Sequence and mutational analysis
In this study, the mined 924 SARS-CoV-2 viral sequences were used to analyze the genomic variability since the index case of the COVID-19 pandemic in Africa in February 2020 to identify the frequency and spread of mutations in the African population. The evolution of the COVID-19 outbreak with respect to the transmission in the mutational hotspots was assessed and evaluated on the GISAID web interface (https://www.epicov.org/epi3/frontend). Recurrent mutations observed were focused on as they are likely to confer viral-host structure-function relationship promoting higher transmission rate.

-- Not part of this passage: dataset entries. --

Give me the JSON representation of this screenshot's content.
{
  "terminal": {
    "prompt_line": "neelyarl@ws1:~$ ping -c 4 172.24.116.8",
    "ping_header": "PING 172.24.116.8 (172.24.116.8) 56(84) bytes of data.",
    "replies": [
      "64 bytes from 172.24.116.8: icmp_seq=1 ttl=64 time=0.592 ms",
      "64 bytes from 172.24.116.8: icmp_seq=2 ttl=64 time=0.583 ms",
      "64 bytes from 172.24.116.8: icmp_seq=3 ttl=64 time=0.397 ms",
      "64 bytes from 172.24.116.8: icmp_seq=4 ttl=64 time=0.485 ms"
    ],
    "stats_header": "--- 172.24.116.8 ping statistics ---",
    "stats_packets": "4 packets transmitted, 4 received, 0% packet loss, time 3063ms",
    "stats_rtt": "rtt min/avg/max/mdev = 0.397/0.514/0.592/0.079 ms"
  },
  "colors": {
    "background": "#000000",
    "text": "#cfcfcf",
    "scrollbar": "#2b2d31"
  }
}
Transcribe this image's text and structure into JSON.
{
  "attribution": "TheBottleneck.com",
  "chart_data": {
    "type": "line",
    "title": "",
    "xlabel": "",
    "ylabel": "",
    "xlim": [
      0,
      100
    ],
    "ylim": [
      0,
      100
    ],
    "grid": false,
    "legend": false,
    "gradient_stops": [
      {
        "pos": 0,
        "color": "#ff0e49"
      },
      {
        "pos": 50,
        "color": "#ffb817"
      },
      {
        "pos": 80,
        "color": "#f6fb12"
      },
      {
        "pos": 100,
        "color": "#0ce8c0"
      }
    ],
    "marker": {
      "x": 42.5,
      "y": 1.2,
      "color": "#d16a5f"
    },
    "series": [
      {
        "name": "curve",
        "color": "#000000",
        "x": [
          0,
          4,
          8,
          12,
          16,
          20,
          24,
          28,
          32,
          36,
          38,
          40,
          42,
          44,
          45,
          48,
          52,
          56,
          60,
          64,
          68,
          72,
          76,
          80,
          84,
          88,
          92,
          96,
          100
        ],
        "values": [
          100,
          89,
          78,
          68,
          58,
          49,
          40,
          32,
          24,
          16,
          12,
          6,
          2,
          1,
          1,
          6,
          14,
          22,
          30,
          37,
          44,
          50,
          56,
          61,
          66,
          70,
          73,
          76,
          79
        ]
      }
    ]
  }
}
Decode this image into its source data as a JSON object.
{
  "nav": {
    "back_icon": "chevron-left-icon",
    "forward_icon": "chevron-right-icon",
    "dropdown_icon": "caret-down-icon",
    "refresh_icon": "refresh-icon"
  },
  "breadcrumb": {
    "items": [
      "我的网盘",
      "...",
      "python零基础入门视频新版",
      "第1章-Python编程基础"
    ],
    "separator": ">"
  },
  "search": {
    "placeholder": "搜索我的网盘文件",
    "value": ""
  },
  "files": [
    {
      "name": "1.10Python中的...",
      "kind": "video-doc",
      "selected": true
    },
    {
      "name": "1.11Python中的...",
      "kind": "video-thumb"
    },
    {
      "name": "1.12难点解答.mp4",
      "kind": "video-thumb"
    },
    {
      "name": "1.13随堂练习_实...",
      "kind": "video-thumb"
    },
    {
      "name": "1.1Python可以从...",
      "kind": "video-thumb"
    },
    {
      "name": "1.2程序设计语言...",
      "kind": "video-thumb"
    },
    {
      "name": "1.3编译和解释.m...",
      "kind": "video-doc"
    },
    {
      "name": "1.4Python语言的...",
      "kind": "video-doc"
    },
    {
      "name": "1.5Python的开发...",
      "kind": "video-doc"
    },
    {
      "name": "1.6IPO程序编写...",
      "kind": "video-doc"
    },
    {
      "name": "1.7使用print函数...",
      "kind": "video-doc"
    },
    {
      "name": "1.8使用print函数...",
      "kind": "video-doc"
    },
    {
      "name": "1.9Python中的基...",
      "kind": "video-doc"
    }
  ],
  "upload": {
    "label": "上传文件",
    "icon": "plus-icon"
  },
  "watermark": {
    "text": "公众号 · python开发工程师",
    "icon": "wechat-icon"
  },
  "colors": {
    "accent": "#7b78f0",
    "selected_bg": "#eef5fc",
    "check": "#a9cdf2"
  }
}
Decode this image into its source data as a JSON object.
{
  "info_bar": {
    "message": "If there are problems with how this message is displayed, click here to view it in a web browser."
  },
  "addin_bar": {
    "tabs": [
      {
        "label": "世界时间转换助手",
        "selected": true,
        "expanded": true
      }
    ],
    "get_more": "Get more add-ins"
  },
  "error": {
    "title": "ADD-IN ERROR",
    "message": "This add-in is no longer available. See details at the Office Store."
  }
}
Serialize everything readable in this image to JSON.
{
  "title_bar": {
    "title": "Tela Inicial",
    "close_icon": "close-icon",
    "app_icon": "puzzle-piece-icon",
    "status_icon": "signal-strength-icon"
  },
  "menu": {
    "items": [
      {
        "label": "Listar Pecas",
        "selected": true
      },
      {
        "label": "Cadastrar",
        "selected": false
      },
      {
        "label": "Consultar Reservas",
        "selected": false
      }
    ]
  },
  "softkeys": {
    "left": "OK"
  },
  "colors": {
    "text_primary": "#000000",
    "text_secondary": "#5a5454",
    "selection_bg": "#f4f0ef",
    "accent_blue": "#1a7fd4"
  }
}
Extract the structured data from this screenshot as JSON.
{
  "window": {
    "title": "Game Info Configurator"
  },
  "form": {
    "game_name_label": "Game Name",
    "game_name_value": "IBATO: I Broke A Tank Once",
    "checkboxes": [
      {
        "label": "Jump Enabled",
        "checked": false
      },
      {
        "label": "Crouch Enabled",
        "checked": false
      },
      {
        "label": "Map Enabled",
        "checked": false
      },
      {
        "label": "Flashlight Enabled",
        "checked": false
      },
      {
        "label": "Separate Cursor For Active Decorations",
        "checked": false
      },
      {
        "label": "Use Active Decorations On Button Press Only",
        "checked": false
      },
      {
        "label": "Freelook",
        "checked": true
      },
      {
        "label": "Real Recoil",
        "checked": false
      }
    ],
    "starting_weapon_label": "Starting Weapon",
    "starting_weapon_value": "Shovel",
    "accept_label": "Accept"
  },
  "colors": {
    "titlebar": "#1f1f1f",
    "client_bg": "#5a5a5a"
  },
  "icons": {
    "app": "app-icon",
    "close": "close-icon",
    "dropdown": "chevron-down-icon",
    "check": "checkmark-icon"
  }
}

Determination of Testing, Fatality and Recovery Rate
The testing rate was determined for each African country as a percentage of the total test done from the country’s population. The fatality rate was determined as a percentage of total reported deaths due to COVID-19 from each country’s number of confirmed cases. The recovery rate was determined as a percentage of the number of infectious patients who recovered from all reported confirmed cases in each country.